Jack2 — Tue, 29 Jul 2008 17:44:43 +0000

Flurizan is a small molecule that hopefully reduces the generation of the protein (A-Beta) that forms the plaques. It blocks the enzmes that makes A-beta. The hope here is to stop/reduce plaque formation.

Secondarily, the drug could promote plaque clearance. It’s possible the plaques always exist in a dynamic equilibrium, with some plaques breaking down and others forming. In a patient with AD, the equilirium gets shifted towards the plaques. If you stop a patient from making new plaques, then the existing ones might breakdown.

Bapineuzumab is an antibody that targets A-Beta. It hopes to promote clearance (probably immune-system mediated clearance) of plaques. It’s easier to see how this drug could potentially more directly target existing plaques, and help someone with existing disease, rather than just preventing progression.

I think Merck has a drug like bapin., and it failed, not because of lack of efficacy - but because of safety. Patients suffered an immune reaction in their CNS.

Of course, it is possible these treatments are misguided, and A-beta plaques are just a symptom of AD (or even a protective mechanism), and modulating plaque formation will not help AD symptoms (and maybe even worsen it).

However, *most* evidence points to A-beta plaques (along with, possibly, tangles of another protein - tau), as the major culprit in the disease. The three hallmarks of AD are A-beta plaques, tau tangles, and neuronal loss. It’s certainly the best available lead.

bapineuzumab

By: Jeffrey Clark, CEO of Beaker.com - The Online Community for Life Sciences Professionals

Tue, 29 Jul 2008 17:07:52 +0000

I need a scientist on this blog to help me understand. Less than a month ago, Myriad Genetics stopped developing Flurizan.

From the NY Times:

“The failure is significant because Flurizan was one of the first drugs to reach late-stage testing that was seen as working by trying to prevent the buildup of toxic amyloid plaques in the brain. Such plaques are the focus of the leading theory for the cause of Alzheimer’s disease. The drug’s failure might cast some new doubt on that theory as well as on other experimental drugs to block amyloid plaques. That treatment focused on amyloid plaques in the brain, the current popular target as to the cause of ALZ.”

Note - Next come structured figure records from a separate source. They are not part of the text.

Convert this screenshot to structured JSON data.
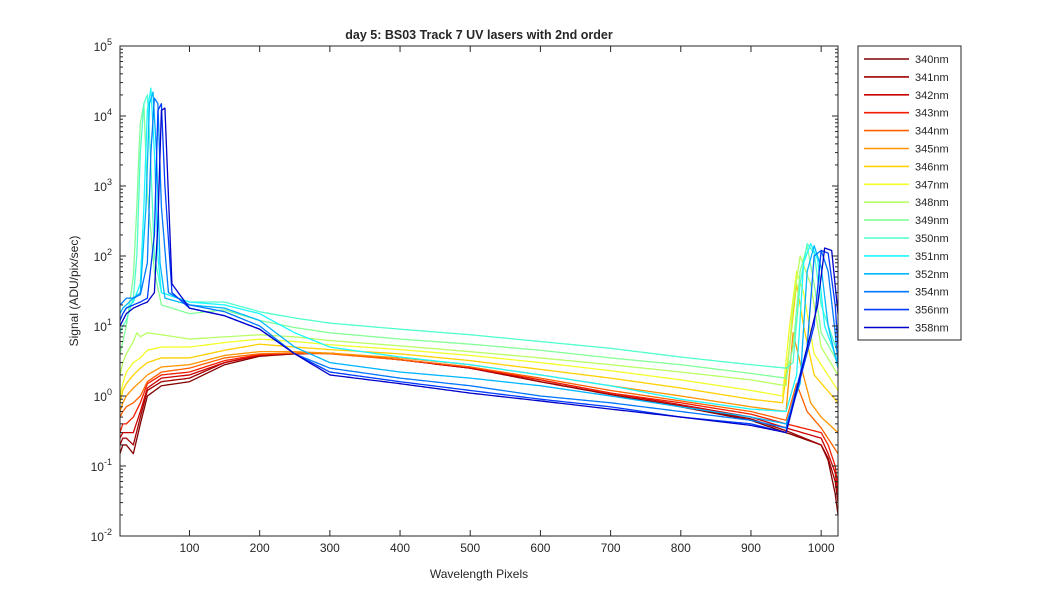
{
  "chart_data": {
    "type": "line",
    "title": "day 5: BS03  Track 7 UV lasers with 2nd order",
    "xlabel": "Wavelength Pixels",
    "ylabel": "Signal (ADU/pix/sec)",
    "x_scale": "linear",
    "y_scale": "log",
    "xlim": [
      1,
      1024
    ],
    "ylim": [
      0.01,
      100000
    ],
    "x_ticks": [
      100,
      200,
      300,
      400,
      500,
      600,
      700,
      800,
      900,
      1000
    ],
    "y_ticks": [
      {
        "value": 0.01,
        "base": "10",
        "exp": "-2"
      },
      {
        "value": 0.1,
        "base": "10",
        "exp": "-1"
      },
      {
        "value": 1,
        "base": "10",
        "exp": "0"
      },
      {
        "value": 10,
        "base": "10",
        "exp": "1"
      },
      {
        "value": 100,
        "base": "10",
        "exp": "2"
      },
      {
        "value": 1000,
        "base": "10",
        "exp": "3"
      },
      {
        "value": 10000,
        "base": "10",
        "exp": "4"
      },
      {
        "value": 100000,
        "base": "10",
        "exp": "5"
      }
    ],
    "grid": false,
    "legend_position": "outside-right",
    "series": [
      {
        "name": "340nm",
        "color": "#800000",
        "x": [
          1,
          5,
          10,
          20,
          30,
          40,
          60,
          100,
          150,
          200,
          250,
          300,
          400,
          500,
          600,
          700,
          800,
          900,
          950,
          1000,
          1010,
          1020,
          1024
        ],
        "y": [
          0.15,
          0.2,
          0.2,
          0.15,
          0.4,
          1.0,
          1.4,
          1.6,
          2.8,
          3.7,
          4.0,
          4.1,
          3.3,
          2.5,
          1.6,
          1.05,
          0.7,
          0.45,
          0.3,
          0.2,
          0.12,
          0.04,
          0.02
        ]
      },
      {
        "name": "341nm",
        "color": "#a00000",
        "x": [
          1,
          5,
          10,
          20,
          30,
          40,
          60,
          100,
          150,
          200,
          250,
          300,
          400,
          500,
          600,
          700,
          800,
          900,
          950,
          1000,
          1010,
          1020,
          1024
        ],
        "y": [
          0.2,
          0.25,
          0.25,
          0.2,
          0.5,
          1.2,
          1.6,
          1.8,
          3.0,
          3.8,
          4.0,
          4.1,
          3.3,
          2.5,
          1.6,
          1.05,
          0.72,
          0.47,
          0.32,
          0.2,
          0.13,
          0.06,
          0.03
        ]
      },
      {
        "name": "342nm",
        "color": "#cc0000",
        "x": [
          1,
          5,
          10,
          20,
          30,
          40,
          60,
          100,
          150,
          200,
          250,
          300,
          400,
          500,
          600,
          700,
          800,
          900,
          950,
          1000,
          1010,
          1020,
          1024
        ],
        "y": [
          0.25,
          0.3,
          0.3,
          0.3,
          0.6,
          1.3,
          1.8,
          2.0,
          3.0,
          3.8,
          4.1,
          4.1,
          3.3,
          2.5,
          1.7,
          1.1,
          0.75,
          0.5,
          0.35,
          0.25,
          0.15,
          0.08,
          0.04
        ]
      },
      {
        "name": "343nm",
        "color": "#f21d00",
        "x": [
          1,
          5,
          10,
          20,
          30,
          40,
          60,
          100,
          150,
          200,
          250,
          300,
          400,
          500,
          600,
          700,
          800,
          900,
          950,
          1000,
          1010,
          1020,
          1024
        ],
        "y": [
          0.3,
          0.4,
          0.4,
          0.5,
          0.8,
          1.5,
          2.0,
          2.2,
          3.2,
          3.9,
          4.1,
          4.1,
          3.3,
          2.6,
          1.7,
          1.1,
          0.8,
          0.55,
          0.4,
          0.3,
          0.2,
          0.1,
          0.05
        ]
      },
      {
        "name": "344nm",
        "color": "#ff6000",
        "x": [
          1,
          5,
          10,
          20,
          30,
          40,
          60,
          100,
          150,
          200,
          250,
          300,
          400,
          500,
          600,
          700,
          800,
          900,
          950,
          965,
          980,
          1000,
          1024
        ],
        "y": [
          0.5,
          0.6,
          0.7,
          0.8,
          1.0,
          1.6,
          2.2,
          2.5,
          3.5,
          4.0,
          4.1,
          4.0,
          3.3,
          2.6,
          1.8,
          1.2,
          0.85,
          0.6,
          0.45,
          1.5,
          0.6,
          0.35,
          0.15
        ]
      },
      {
        "name": "345nm",
        "color": "#ff9500",
        "x": [
          1,
          5,
          10,
          20,
          30,
          40,
          60,
          100,
          150,
          200,
          250,
          300,
          400,
          500,
          600,
          700,
          800,
          900,
          950,
          960,
          970,
          985,
          1000,
          1024
        ],
        "y": [
          0.6,
          0.8,
          1.0,
          1.3,
          1.6,
          2.0,
          2.6,
          2.8,
          3.8,
          4.3,
          4.3,
          4.1,
          3.5,
          2.8,
          2.0,
          1.4,
          1.0,
          0.7,
          0.6,
          8.0,
          3.0,
          0.8,
          0.5,
          0.3
        ]
      },
      {
        "name": "346nm",
        "color": "#ffd000",
        "x": [
          1,
          5,
          10,
          20,
          30,
          40,
          60,
          100,
          150,
          200,
          250,
          300,
          400,
          500,
          600,
          700,
          800,
          900,
          945,
          955,
          965,
          975,
          990,
          1024
        ],
        "y": [
          0.8,
          1.2,
          1.5,
          2.0,
          2.5,
          3.0,
          3.5,
          3.5,
          4.5,
          5.5,
          5.0,
          4.6,
          4.0,
          3.2,
          2.4,
          1.8,
          1.3,
          0.9,
          0.8,
          5.0,
          40.0,
          10.0,
          2.0,
          0.8
        ]
      },
      {
        "name": "347nm",
        "color": "#f2ff2a",
        "x": [
          1,
          5,
          10,
          20,
          30,
          40,
          60,
          100,
          150,
          200,
          250,
          300,
          400,
          500,
          600,
          700,
          800,
          900,
          945,
          955,
          965,
          975,
          990,
          1024
        ],
        "y": [
          1.0,
          1.5,
          2.2,
          3.0,
          3.5,
          4.5,
          5.0,
          5.0,
          5.8,
          6.5,
          6.0,
          5.4,
          4.6,
          3.8,
          3.0,
          2.3,
          1.7,
          1.2,
          1.0,
          10.0,
          60.0,
          30.0,
          4.0,
          1.2
        ]
      },
      {
        "name": "348nm",
        "color": "#b8ff64",
        "x": [
          1,
          5,
          10,
          20,
          25,
          30,
          40,
          60,
          100,
          150,
          200,
          250,
          300,
          400,
          500,
          600,
          700,
          800,
          900,
          950,
          960,
          970,
          985,
          1000,
          1024
        ],
        "y": [
          2.0,
          3.0,
          4.0,
          6.0,
          8.0,
          7.0,
          8.0,
          7.5,
          6.5,
          7.0,
          7.5,
          7.0,
          6.2,
          5.2,
          4.3,
          3.5,
          2.8,
          2.2,
          1.7,
          1.4,
          20.0,
          100.0,
          40.0,
          5.0,
          2.0
        ]
      },
      {
        "name": "349nm",
        "color": "#84ff98",
        "x": [
          1,
          5,
          10,
          20,
          25,
          28,
          30,
          35,
          40,
          50,
          60,
          100,
          150,
          200,
          250,
          300,
          400,
          500,
          600,
          700,
          800,
          900,
          950,
          960,
          970,
          980,
          990,
          1000,
          1024
        ],
        "y": [
          4.0,
          6.0,
          10.0,
          50.0,
          500.0,
          3000.0,
          8000.0,
          15000.0,
          800.0,
          60.0,
          20.0,
          15.0,
          17.0,
          12.0,
          9.5,
          8.0,
          6.5,
          5.5,
          4.5,
          3.5,
          2.8,
          2.1,
          1.8,
          5.0,
          60.0,
          140.0,
          40.0,
          8.0,
          3.0
        ]
      },
      {
        "name": "350nm",
        "color": "#4fffcc",
        "x": [
          1,
          5,
          10,
          20,
          25,
          30,
          35,
          40,
          45,
          50,
          60,
          100,
          150,
          200,
          250,
          300,
          400,
          500,
          600,
          700,
          800,
          900,
          950,
          960,
          970,
          980,
          990,
          1000,
          1024
        ],
        "y": [
          8.0,
          10.0,
          12.0,
          25.0,
          100.0,
          3000.0,
          15000.0,
          20000.0,
          2000.0,
          100.0,
          30.0,
          22.0,
          22.0,
          16.0,
          13.0,
          11.0,
          9.0,
          7.5,
          6.0,
          4.8,
          3.6,
          2.8,
          2.5,
          3.0,
          40.0,
          150.0,
          110.0,
          20.0,
          4.0
        ]
      },
      {
        "name": "351nm",
        "color": "#1cf6ff",
        "x": [
          1,
          5,
          10,
          20,
          30,
          35,
          40,
          45,
          50,
          55,
          60,
          100,
          150,
          200,
          250,
          300,
          400,
          500,
          600,
          700,
          800,
          900,
          950,
          965,
          975,
          985,
          995,
          1005,
          1024
        ],
        "y": [
          12.0,
          15.0,
          18.0,
          22.0,
          40.0,
          500.0,
          12000.0,
          25000.0,
          3000.0,
          100.0,
          30.0,
          22.0,
          20.0,
          15.0,
          8.0,
          5.0,
          3.6,
          2.8,
          2.0,
          1.4,
          0.9,
          0.65,
          0.6,
          2.0,
          80.0,
          150.0,
          90.0,
          10.0,
          3.0
        ]
      },
      {
        "name": "352nm",
        "color": "#00b6ff",
        "x": [
          1,
          5,
          10,
          20,
          30,
          38,
          43,
          48,
          53,
          58,
          65,
          100,
          150,
          200,
          250,
          300,
          400,
          500,
          600,
          700,
          800,
          900,
          950,
          970,
          980,
          990,
          1000,
          1010,
          1024
        ],
        "y": [
          15.0,
          18.0,
          20.0,
          25.0,
          30.0,
          500.0,
          15000.0,
          22000.0,
          3000.0,
          80.0,
          25.0,
          20.0,
          18.0,
          12.0,
          5.0,
          3.0,
          2.2,
          1.8,
          1.4,
          1.0,
          0.7,
          0.5,
          0.4,
          1.5,
          60.0,
          140.0,
          70.0,
          10.0,
          2.5
        ]
      },
      {
        "name": "354nm",
        "color": "#0078ff",
        "x": [
          1,
          5,
          10,
          20,
          30,
          40,
          45,
          50,
          55,
          60,
          70,
          100,
          150,
          200,
          250,
          300,
          400,
          500,
          600,
          700,
          800,
          900,
          950,
          980,
          990,
          1000,
          1010,
          1020,
          1024
        ],
        "y": [
          20.0,
          22.0,
          25.0,
          25.0,
          28.0,
          80.0,
          3000.0,
          18000.0,
          15000.0,
          500.0,
          30.0,
          20.0,
          16.0,
          10.0,
          4.0,
          2.5,
          1.8,
          1.4,
          1.0,
          0.8,
          0.6,
          0.45,
          0.35,
          5.0,
          100.0,
          120.0,
          60.0,
          8.0,
          3.0
        ]
      },
      {
        "name": "356nm",
        "color": "#003cff",
        "x": [
          1,
          5,
          10,
          20,
          30,
          40,
          50,
          55,
          60,
          65,
          75,
          100,
          150,
          200,
          250,
          300,
          400,
          500,
          600,
          700,
          800,
          900,
          950,
          990,
          1000,
          1010,
          1020,
          1024
        ],
        "y": [
          12.0,
          15.0,
          18.0,
          20.0,
          22.0,
          25.0,
          200.0,
          12000.0,
          15000.0,
          1000.0,
          30.0,
          18.0,
          14.0,
          9.0,
          4.0,
          2.2,
          1.6,
          1.2,
          0.9,
          0.7,
          0.5,
          0.4,
          0.3,
          10.0,
          120.0,
          110.0,
          20.0,
          5.0
        ]
      },
      {
        "name": "358nm",
        "color": "#0000c8",
        "x": [
          1,
          5,
          10,
          20,
          30,
          40,
          50,
          55,
          60,
          65,
          75,
          100,
          150,
          200,
          250,
          300,
          400,
          500,
          600,
          700,
          800,
          900,
          950,
          995,
          1005,
          1015,
          1024
        ],
        "y": [
          10.0,
          12.0,
          15.0,
          18.0,
          20.0,
          22.0,
          30.0,
          300.0,
          12000.0,
          13000.0,
          40.0,
          18.0,
          14.0,
          9.0,
          4.0,
          2.0,
          1.5,
          1.1,
          0.85,
          0.65,
          0.5,
          0.38,
          0.3,
          20.0,
          130.0,
          120.0,
          15.0
        ]
      }
    ]
  }
}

So why has this not caused great pessimism around the potential of the treatments from Elan/Wyeth & Lilly that focus on the same root cause of the disease? While they may have a unique mechanism of action, from what I can tell, both focus on amyloid plaque as the culprit when Myriad’s results hint that may not be the case.

By: Nathan

Nathan — Tue, 29 Jul 2008 14:59:10 +0000

42% of ~30 million people is still a HUGE number. Considering the lack of effective treatments, even if it was only effective in 10% of patients, it could still be a major blockbuster.

By: Chris

Chris — Tue, 29 Jul 2008 14:30:23 +0000

Farrer et al. 1997 JAMA 278:1349 found that about 58% of AD patients are ApoE4 carriers. So if it works in non-carriers but not in carriers, the majority of patients would not benefit.